This marvellous, magical world, is both marvellous and magical because of its position in the solar system, because it has THE SUN beaming light and warmth upon it. Great invention the sun.
The sun is 4.5 billion years old
It is 93 million miles from earth (thank goodness, wouldn’t want it any closer frankly!)
The temperature at the surface is 9.932 degrees F (see why?)
The temperature at the core, 22.5 million degrees F (how do they measure those temperatures?)
The sun is a very active star, fuelled by nuclear fusion reaction, it produces amongst other events sunspots (huge beasts they are) and solar flares. The energy produced in a few minutes of a solar flare is the equivalent of 100 hurricanes – scary! They have an impact on our space weather which in turn can affect all those shiny toys we have floating in orbit. They also give us one of the natural wonders of the world – the Northern and Southern lights – the Aurora. What did our ancestors think as they watched this beauty dancing across the skies?
The solar radiation filtered, luckily, through our atmosphere gives us not only light but warmth as well. Without either, our life on earth would be nothing. Maybe a few uni-celled creatures but no plants and therefore none of the rest. The sun is our life bringer. It brings us energy and is the driving force behind our weather systems (more of this on W is for. . . . day)
Long, long ago those remarkable forebears of ours recognised the suns wonders. They realised the life force – how I wonder? Is it just a matter of watching? Mythology all around those ancient civilizations told of the importance of the sun. From the Sumerians to the Celts with Egyptians, Greeks, Romans, Inuit, Aztecs, African, Chinese and Norse just to name a handful. They knew, about the power, the deities and creation myths were well established all those thousands of years ago, so I suspect the awe was present millions of years ago. My money is on the flint wielding party goers of the misty way back when….
Apart from chasing away the night, warming our chilly bones, ripening the corn and making us all generally happier folk, the sun also makes our bones strong and healthy. Covering up or staying indoors will lead to soft bendable bones. However, because life is like that, too much exposure will leave you burnt and in line for premature aging and/or skin cancer. You can’t win sometimes.
We get blue skies because of sunlight. The solar radiation is absorbed and thereby weakened as it travels through the atmosphere – scattered by monucles of dust and air. Short wavelengths, which produce the blue, scatter very easily. When the sun is high and vertical or almost so, these shorter wavelengths are not so scattered and the blue colour can dominate. As the sun dips down away from the vertical the wavelengths have to travel further so the blue gets scattered and the red, longer waves, make it through as red, orange, pink, you name it, all the colours of the artist's palette, all the words of the poets vocabulary. Voila, we have sunsets and sunrises and more beauty.

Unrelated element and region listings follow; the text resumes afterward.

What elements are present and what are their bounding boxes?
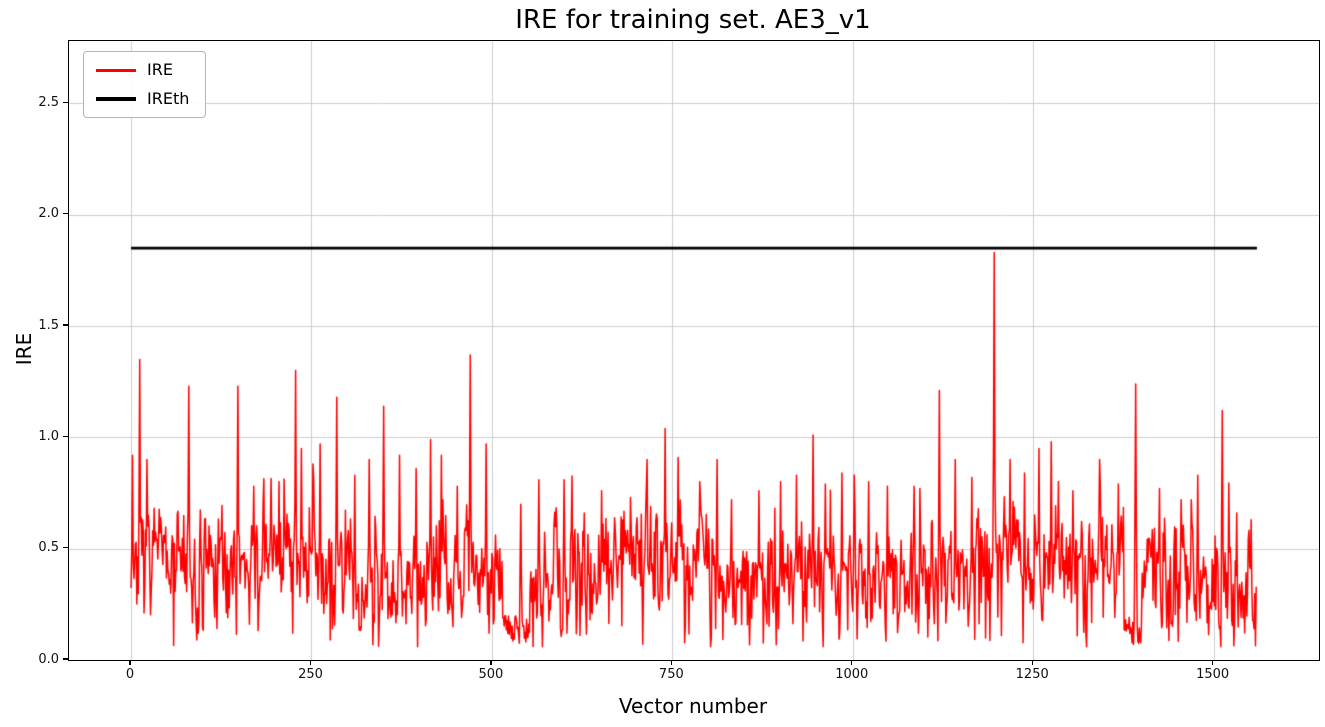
x-tick-mark	[129, 660, 131, 665]
x-tick-label: 0	[125, 667, 135, 682]
x-axis-label: Vector number	[618, 694, 768, 718]
x-tick-mark	[851, 660, 853, 665]
legend-label-ire: IRE	[147, 60, 173, 79]
y-tick-label: 1.0	[38, 428, 59, 444]
x-tick-mark	[309, 660, 312, 665]
chart-title: IRE for training set. AE3_v1	[515, 5, 871, 35]
x-tick-label: 750	[658, 667, 684, 682]
y-tick-label: 2.5	[38, 94, 59, 110]
y-tick-mark	[63, 435, 68, 437]
x-tick-mark	[1212, 660, 1214, 665]
x-tick-label: 1250	[1015, 667, 1049, 682]
y-tick-mark	[63, 547, 68, 549]
x-tick-mark	[490, 660, 492, 665]
y-tick-mark	[63, 213, 68, 215]
plot-area: IRE IREth	[68, 40, 1320, 661]
y-tick-label: 2.0	[38, 206, 59, 222]
y-tick-mark	[63, 658, 68, 660]
y-tick-label: 1.5	[38, 317, 59, 333]
y-tick-label: 0.0	[38, 651, 59, 667]
legend-label-ireth: IREth	[147, 89, 190, 108]
legend: IRE IREth	[83, 51, 207, 118]
x-tick-label: 500	[478, 667, 504, 682]
legend-line-swatch-ireth	[96, 97, 136, 101]
x-tick-mark	[670, 660, 672, 665]
x-tick-label: 1500	[1196, 667, 1230, 682]
legend-item-ire: IRE	[96, 62, 189, 78]
x-tick-label: 250	[298, 667, 323, 682]
y-axis-label: IRE	[12, 332, 36, 366]
y-tick-label: 0.5	[38, 540, 59, 556]
plot-canvas	[69, 41, 1319, 660]
y-tick-mark	[63, 101, 68, 103]
x-tick-label: 1000	[835, 667, 869, 682]
x-tick-mark	[1031, 660, 1033, 665]
legend-line-swatch-ire	[96, 68, 136, 72]
legend-item-ireth: IREth	[96, 91, 189, 107]
y-tick-mark	[63, 324, 68, 326]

Artists and writers have been extolling the beauty, the magnificence of the sun since they could. One doesn’t have to be a cave dweller to forget/not know the science and just smile at the sun.

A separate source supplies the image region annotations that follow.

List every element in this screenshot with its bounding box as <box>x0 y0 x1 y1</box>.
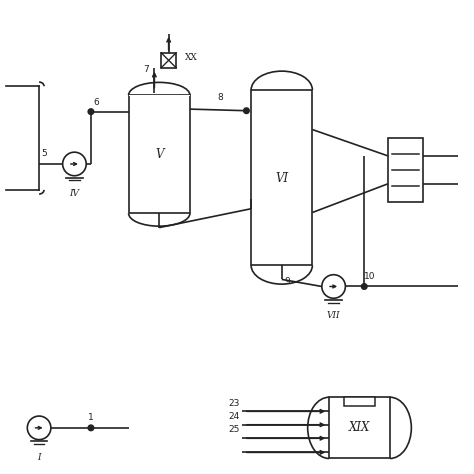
Text: V: V <box>155 148 164 162</box>
Bar <box>251 90 312 265</box>
Circle shape <box>88 109 94 115</box>
Text: 6: 6 <box>93 98 99 107</box>
Text: VII: VII <box>327 311 340 320</box>
Bar <box>329 397 390 458</box>
Text: VI: VI <box>275 172 288 185</box>
Text: 7: 7 <box>143 65 149 74</box>
Text: 5: 5 <box>41 149 47 158</box>
Text: 8: 8 <box>218 93 223 102</box>
Text: 1: 1 <box>88 413 94 422</box>
Text: 23: 23 <box>228 399 239 408</box>
Circle shape <box>88 425 94 431</box>
Text: 9: 9 <box>284 277 290 286</box>
Bar <box>161 53 176 68</box>
Circle shape <box>63 152 86 176</box>
Circle shape <box>27 416 51 439</box>
Circle shape <box>361 283 367 289</box>
Circle shape <box>322 275 346 298</box>
Text: 24: 24 <box>228 412 239 421</box>
Text: XIX: XIX <box>349 421 370 434</box>
Bar <box>388 138 423 201</box>
Text: IV: IV <box>69 189 80 198</box>
Text: XX: XX <box>185 54 198 63</box>
Text: 25: 25 <box>228 426 239 435</box>
Bar <box>251 90 312 91</box>
Bar <box>128 95 190 96</box>
Bar <box>128 95 190 213</box>
Bar <box>344 397 375 406</box>
Text: I: I <box>37 453 41 462</box>
Circle shape <box>244 108 249 114</box>
Text: 10: 10 <box>364 272 376 281</box>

I could not finish without mentioning the other more easily viewed natural phenomena – the rainbow. As a child, which of us hasn’t happy danced our feet in excitement at the viewing (a lot of us oldies also:) To 'see' a rainbow the sun must be behind us and the raindrops before us. The effect of the raindrops prisms bend and bounce the light back towards us spreading out the spectrum of colours to delight. I viewed one today driving back from a quiz session. My friend and I ah’ed and grew excited – we sat side by side but we saw different rainbows – just the slightest difference in the angle of view will change the seen effect.
Each rainbow I view belongs to me, is my own specific spectacular…. And yours….and yours.